Si vous voulez que le processus se déroule le plus facilement possible, Stoner suggère ce qui suit : « L’outil le plus simple avec lequel débuter c’est le bloc-notes Real Pad. Cet outil permet à n’importe quel courtier de travailler facilement sans papier dès les premiers jours qu’il l’utilise. L’autre chose à utiliser par la suite c’est un service de stockage en ligne de documents, comme Google Docs (gratuit) ou Dropbox (peu coûteux). Par ailleurs, tous les documents peuvent désormais être signés sans papier et stockés dans le Nuage, tout en étant accessible en tout temps. C’est véritablement aussi simple que cela ».

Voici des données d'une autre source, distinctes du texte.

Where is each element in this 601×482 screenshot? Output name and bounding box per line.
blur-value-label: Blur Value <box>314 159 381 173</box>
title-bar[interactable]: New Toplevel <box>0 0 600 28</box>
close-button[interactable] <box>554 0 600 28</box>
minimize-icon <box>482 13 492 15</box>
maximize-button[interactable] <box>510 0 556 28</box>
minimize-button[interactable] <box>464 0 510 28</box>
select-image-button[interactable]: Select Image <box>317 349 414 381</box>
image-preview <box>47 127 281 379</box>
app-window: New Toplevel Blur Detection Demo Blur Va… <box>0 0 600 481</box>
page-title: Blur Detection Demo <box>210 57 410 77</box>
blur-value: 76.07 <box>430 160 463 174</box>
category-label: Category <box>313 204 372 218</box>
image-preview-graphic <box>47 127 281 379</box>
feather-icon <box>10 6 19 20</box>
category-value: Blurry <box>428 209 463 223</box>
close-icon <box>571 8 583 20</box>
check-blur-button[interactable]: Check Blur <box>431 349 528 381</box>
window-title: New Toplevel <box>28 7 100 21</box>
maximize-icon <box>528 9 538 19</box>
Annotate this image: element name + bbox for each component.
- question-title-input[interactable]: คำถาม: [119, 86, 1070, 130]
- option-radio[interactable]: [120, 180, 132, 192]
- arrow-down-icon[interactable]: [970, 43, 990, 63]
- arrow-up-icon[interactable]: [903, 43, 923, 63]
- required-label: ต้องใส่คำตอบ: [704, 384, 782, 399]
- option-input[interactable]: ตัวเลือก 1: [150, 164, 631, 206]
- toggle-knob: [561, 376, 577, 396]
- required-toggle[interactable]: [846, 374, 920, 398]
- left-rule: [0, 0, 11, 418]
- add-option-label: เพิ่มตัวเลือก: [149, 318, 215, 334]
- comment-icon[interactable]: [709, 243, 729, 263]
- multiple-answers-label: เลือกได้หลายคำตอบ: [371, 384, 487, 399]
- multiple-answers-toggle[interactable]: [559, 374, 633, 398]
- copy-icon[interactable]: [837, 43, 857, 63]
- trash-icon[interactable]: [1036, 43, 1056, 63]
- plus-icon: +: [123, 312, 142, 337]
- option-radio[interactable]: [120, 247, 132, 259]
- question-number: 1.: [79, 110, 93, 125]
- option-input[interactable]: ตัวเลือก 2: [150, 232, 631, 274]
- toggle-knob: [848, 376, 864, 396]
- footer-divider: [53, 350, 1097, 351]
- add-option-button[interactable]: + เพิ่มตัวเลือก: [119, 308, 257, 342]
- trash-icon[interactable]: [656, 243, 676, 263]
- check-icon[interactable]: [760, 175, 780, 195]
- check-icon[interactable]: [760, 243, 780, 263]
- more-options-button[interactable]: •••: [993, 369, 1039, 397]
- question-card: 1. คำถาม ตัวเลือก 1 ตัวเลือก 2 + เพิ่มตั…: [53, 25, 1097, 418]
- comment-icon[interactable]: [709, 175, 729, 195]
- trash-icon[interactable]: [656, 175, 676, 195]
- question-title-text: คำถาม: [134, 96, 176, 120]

Sans même tenir compte du niveau de technologie que vous souhaitez pour fonctionner sans papier, vous arriverez à trouver un système approprié pour vos opérations, car de multiples options sont disponibles, pour tous les niveaux d’opération. À titre d’exemple, le système de gestion électronique des documents de Faltour, GED immobilière et solutions pour l’immobilier, est disponible au Québec. Les associés de chez Keller Williams Realty utilisent le système eEdge et d’autres systèmes comme Real Estate Dashboard and Opreie, entre autres.
Vous n’êtes toujours pas convaincu de vouloir fonctionner sans papier ? Réfléchissez à ce que vous dit James Buonassisi, courtier chez Re/Max Select Realty, à Vancouver. En se servant tout simplement d’une tablette, maintenant un iPad, Buonassisi travaille sans papier depuis les trois dernières années. « Ne réinventez pas la roue. Demandez de l’aide à d’autres qui ont plus d’expérience en la matière. Ici, à Vancouver, vous pouvez avoir accès à un consultant spécialisé qui vous aidera à démarrer et je vous recommande fortement quelqu’un comme lui ».
Dubord ajoute d’autres points à considérer, en conclusion : « Généralement, ceux qui se plaignent le plus lorsque vous débutez avec un système sans papier sont les mêmes qui y trouvent la plus grande satisfaction. Le plus grand défi à surmonter dans l’industrie c’est justement que le courtier moyen n’est pas toujours ouvert à de grands changements ».